プリンを作るのに、試験管やビーカー、メスシリンダーを使用しているあたり、いかにもうちっぽいなあと眺めていたら、クロロ団長に肩を叩かれた。
「おい、そろそろ行くぞ。プリンも腹一杯食ったことだし、もうすぐ正午になる」
「全部たべちゃったんですか!? おまけの分もあったのに!」
「プリラーとして作りたてを食すのは当然だ」
噂に違わない、いや、それ以上のすばらしいプリンだった。例えるなら、プリン界に降臨した破壊神とでも言うべきか……と、恍惚とした表情で語る団長に、シャルナークさんがアンテナを振りかざす。
「俺も食べたかったのに……クロロの馬鹿!!」
「シャル、ワタシも加勢するね……!」
「ちょーっと二人とも!! 団員同士のマジギレは禁止なんでしょうが!」
あろうことかクロロ団長に襲いかかろうとする二人をテンタ君で阻止した所に、トモチカがひょいっと紙袋を差しだした。

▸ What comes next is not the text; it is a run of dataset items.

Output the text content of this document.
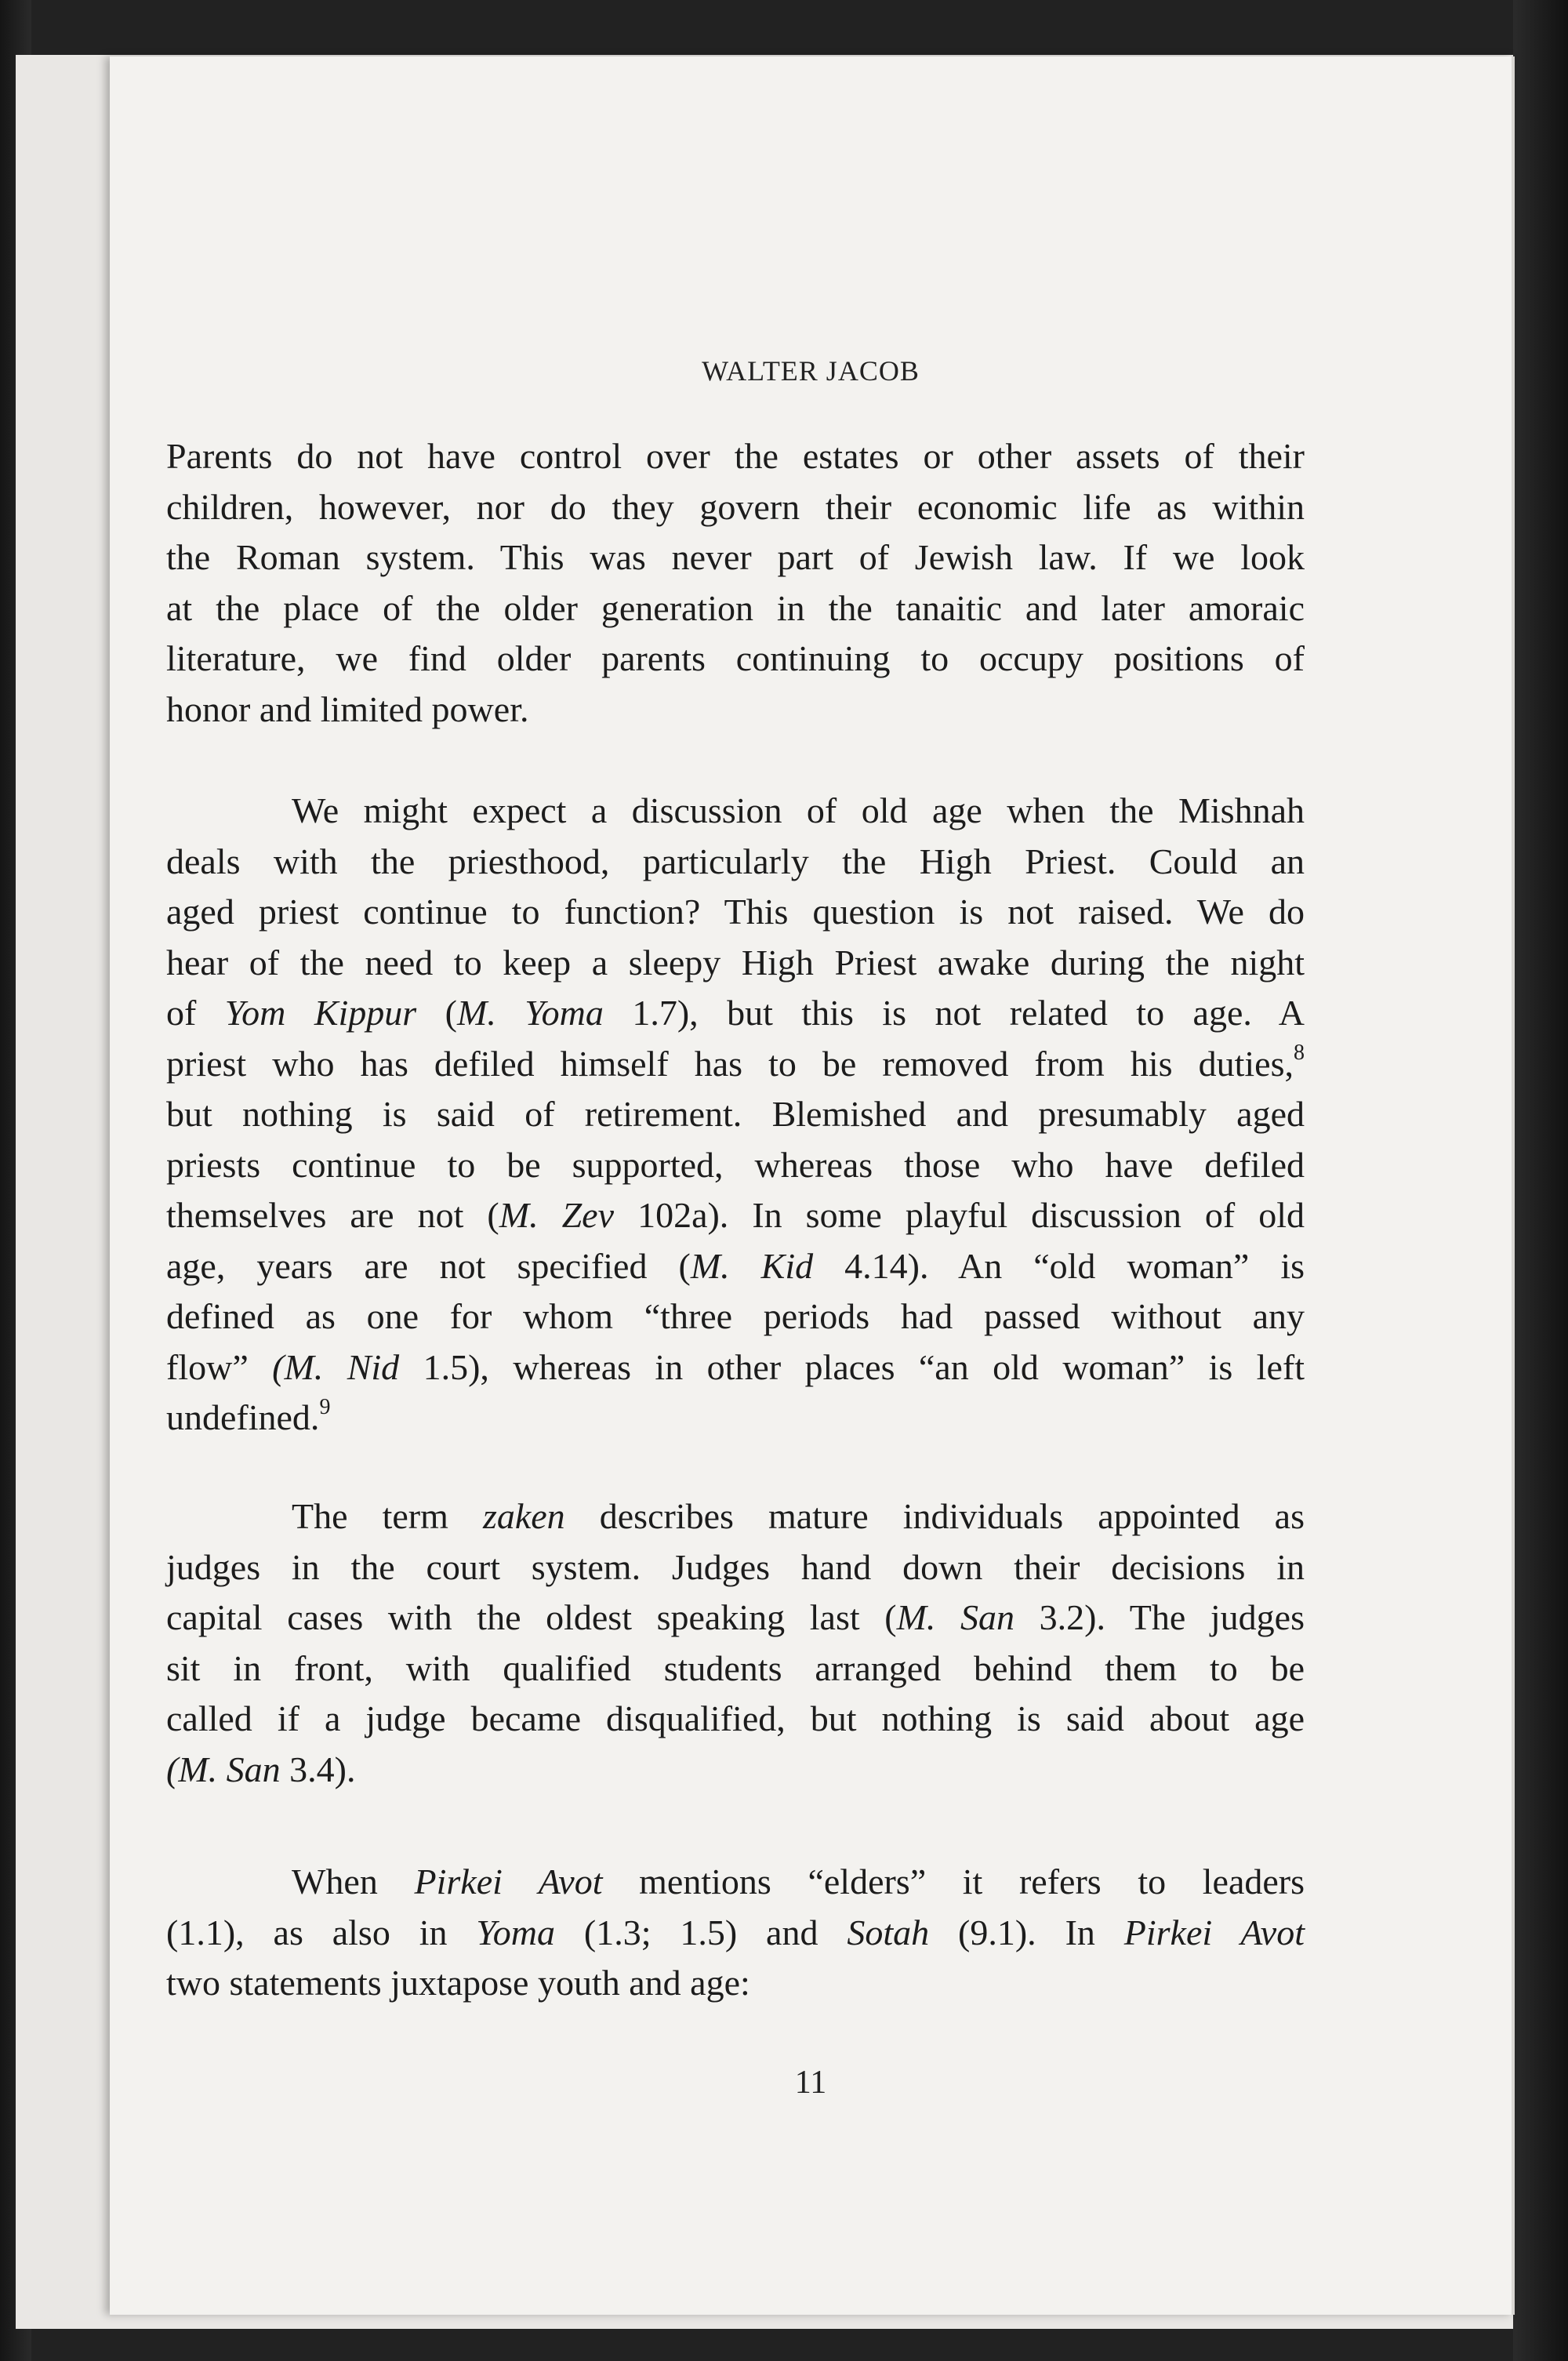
WALTER JACOB
Parents do not have control over the estates or other assets of their
children, however, nor do they govern their economic life as within
the Roman system. This was never part of Jewish law. If we look
at the place of the older generation in the tanaitic and later amoraic
literature, we find older parents continuing to occupy positions of
honor and limited power.
We might expect a discussion of old age when the Mishnah
deals with the priesthood, particularly the High Priest. Could an
aged priest continue to function? This question is not raised. We do
hear of the need to keep a sleepy High Priest awake during the night
of Yom Kippur (M. Yoma 1.7), but this is not related to age. A
priest who has defiled himself has to be removed from his duties,$^8$
but nothing is said of retirement. Blemished and presumably aged
priests continue to be supported, whereas those who have defiled
themselves are not (M. Zev 102a). In some playful discussion of old
age, years are not specified (M. Kid 4.14). An “old woman” is
defined as one for whom “three periods had passed without any
flow” (M. Nid 1.5), whereas in other places “an old woman” is left
undefined.$^9$
The term zaken describes mature individuals appointed as
judges in the court system. Judges hand down their decisions in
capital cases with the oldest speaking last (M. San 3.2). The judges
sit in front, with qualified students arranged behind them to be
called if a judge became disqualified, but nothing is said about age
(M. San 3.4).
When Pirkei Avot mentions “elders” it refers to leaders
(1.1), as also in Yoma (1.3; 1.5) and Sotah (9.1). In Pirkei Avot
two statements juxtapose youth and age:
11
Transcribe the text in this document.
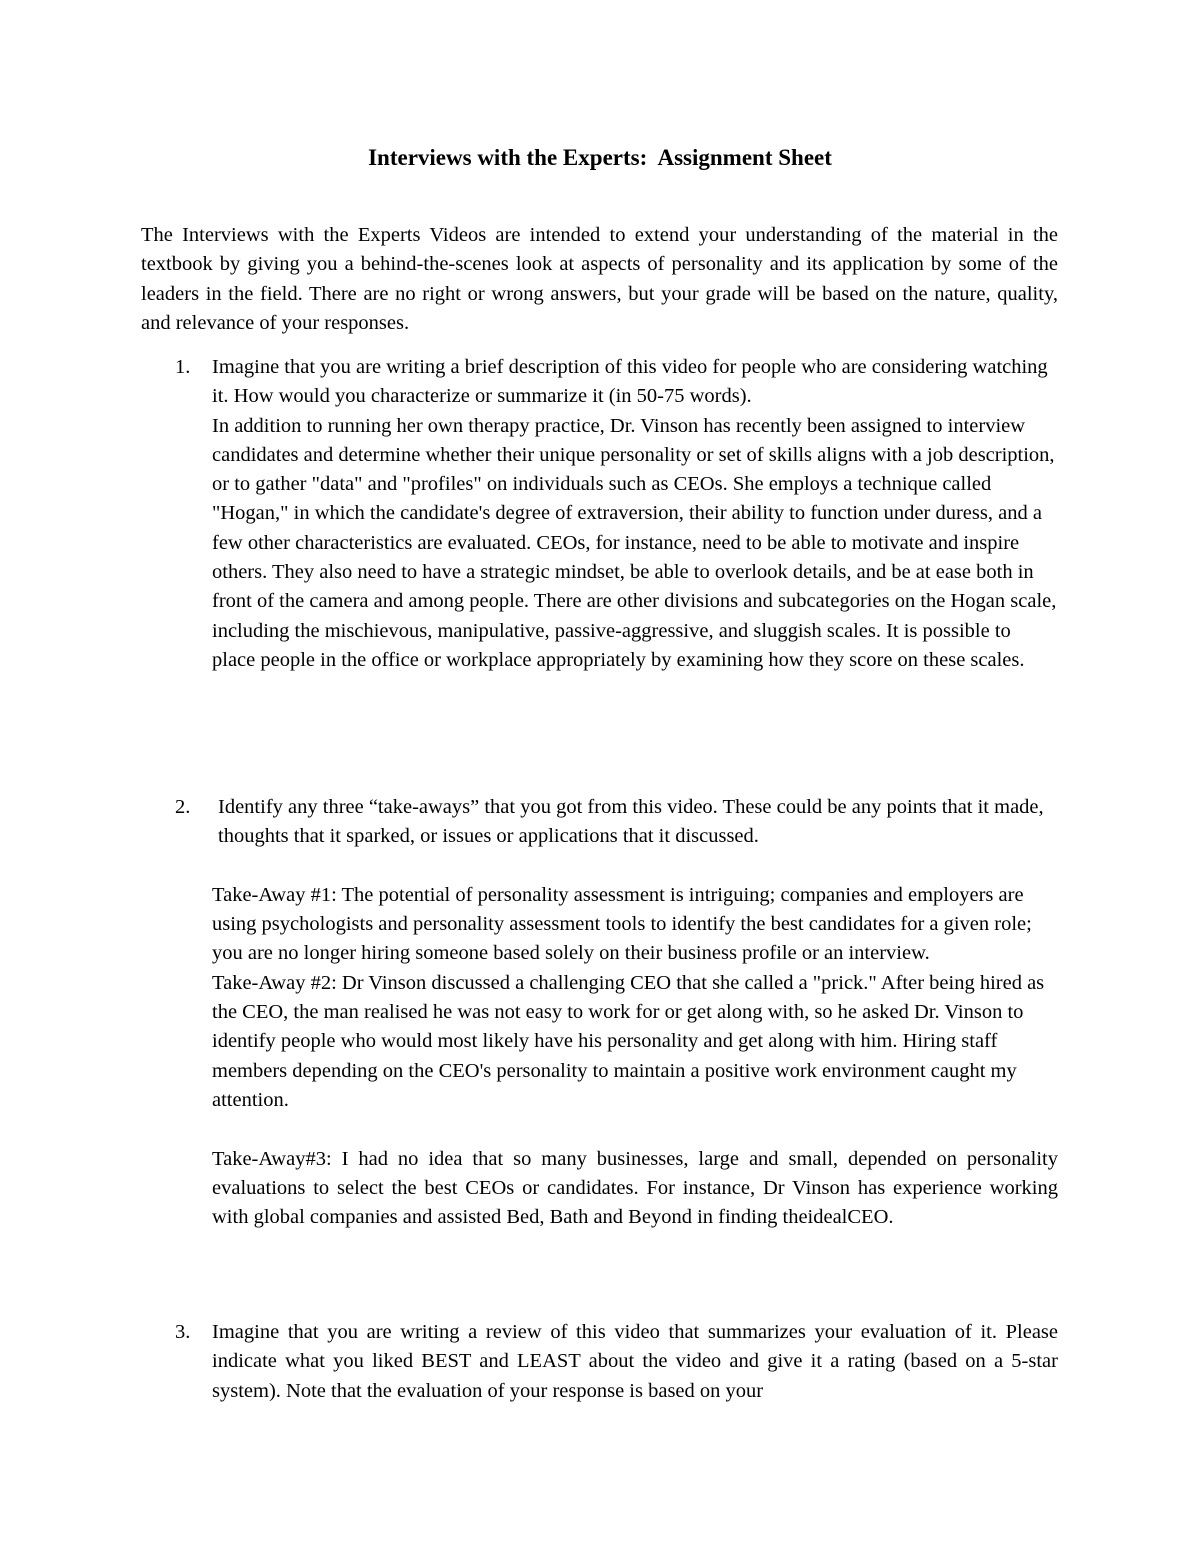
Interviews with the Experts:  Assignment Sheet
The Interviews with the Experts Videos are intended to extend your understanding of the material in the textbook by giving you a behind-the-scenes look at aspects of personality and its application by some of the leaders in the field. There are no right or wrong answers, but your grade will be based on the nature, quality, and relevance of your responses.
1.	Imagine that you are writing a brief description of this video for people who are considering watching it. How would you characterize or summarize it (in 50-75 words).

In addition to running her own therapy practice, Dr. Vinson has recently been assigned to interview candidates and determine whether their unique personality or set of skills aligns with a job description, or to gather "data" and "profiles" on individuals such as CEOs. She employs a technique called "Hogan," in which the candidate's degree of extraversion, their ability to function under duress, and a few other characteristics are evaluated. CEOs, for instance, need to be able to motivate and inspire others. They also need to have a strategic mindset, be able to overlook details, and be at ease both in front of the camera and among people. There are other divisions and subcategories on the Hogan scale, including the mischievous, manipulative, passive-aggressive, and sluggish scales. It is possible to place people in the office or workplace appropriately by examining how they score on these scales.

2.	Identify any three “take-aways” that you got from this video. These could be any points that it made, thoughts that it sparked, or issues or applications that it discussed.

Take-Away #1: The potential of personality assessment is intriguing; companies and employers are using psychologists and personality assessment tools to identify the best candidates for a given role; you are no longer hiring someone based solely on their business profile or an interview.

Take-Away #2: Dr Vinson discussed a challenging CEO that she called a "prick." After being hired as the CEO, the man realised he was not easy to work for or get along with, so he asked Dr. Vinson to identify people who would most likely have his personality and get along with him. Hiring staff members depending on the CEO's personality to maintain a positive work environment caught my attention.

Take-Away#3: I had no idea that so many businesses, large and small, depended on personality evaluations to select the best CEOs or candidates. For instance, Dr Vinson has experience working with global companies and assisted Bed, Bath and Beyond in finding theidealCEO.

3.	Imagine that you are writing a review of this video that summarizes your evaluation of it. Please indicate what you liked BEST and LEAST about the video and give it a rating (based on a 5-star system). Note that the evaluation of your response is based on your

「はい、追加の13個。今日までの賞味期限で申し訳ないですけど、皆さんで食べて下さい」
「悪いな」
「団長はもう食べちゃ駄目だからね! ありがとう、君、元気良くってかわいいね!」
「シャルは手が早いね……」
「うちの生徒に手を出したら深海8000メートルまでランデブーしますからね」
もうほんと、ぺっちゃんこにしてやるんだから。
嘆息しながら紙袋を受け取ったとき、トモチカがくすっと意味深に笑った。
「“ヒトデちゃん”の出航準備、整ってますから」
「へ?」
「絶対に競り落として下さい。先生の手を離れたら、あの子――とあるマフィアのカジノ船になっちゃうそうです」
「心配しないで! 何が何でも競り落としてみせる!!」
頑張って下さいね――! と、声援を送る生徒達に見送られつつ、その場を後にした私達。
人混みを抜けたところで、ぼそっとクロロ団長が呟いた。
「女子大生か」
「あらゆる意味で、手を出さないでくださいね。まだ念も覚えてない、ひよっこ達なんですから」
「何……?」
ぴたり、とクロロ団長が足を止める。そして、なにやら思案気な瞳で私の目をじっと見つめ、
「……フッ」
「な、なんですかそれ! 言いたいことがあるなら、ちゃんと言って下さいよ!」
「いや? ただ、ポーにも盲点という物があるのだなと思ってな」
クックック、と楽しそうに笑う団長さん。どうやら、質問に答えてくれる気はないようだ。
「教えてくれないなら、もういいですよ。それで、待ち合わせ場所ってどこなんですか?」
今度は危ない場所じゃないといいけど。お昼だし、どこかのレストランとかだったら嬉しいなあ。
しかし、次に放ったクロロ団長の一言が、そんな私の暢気な希望を無慈悲に粉砕した。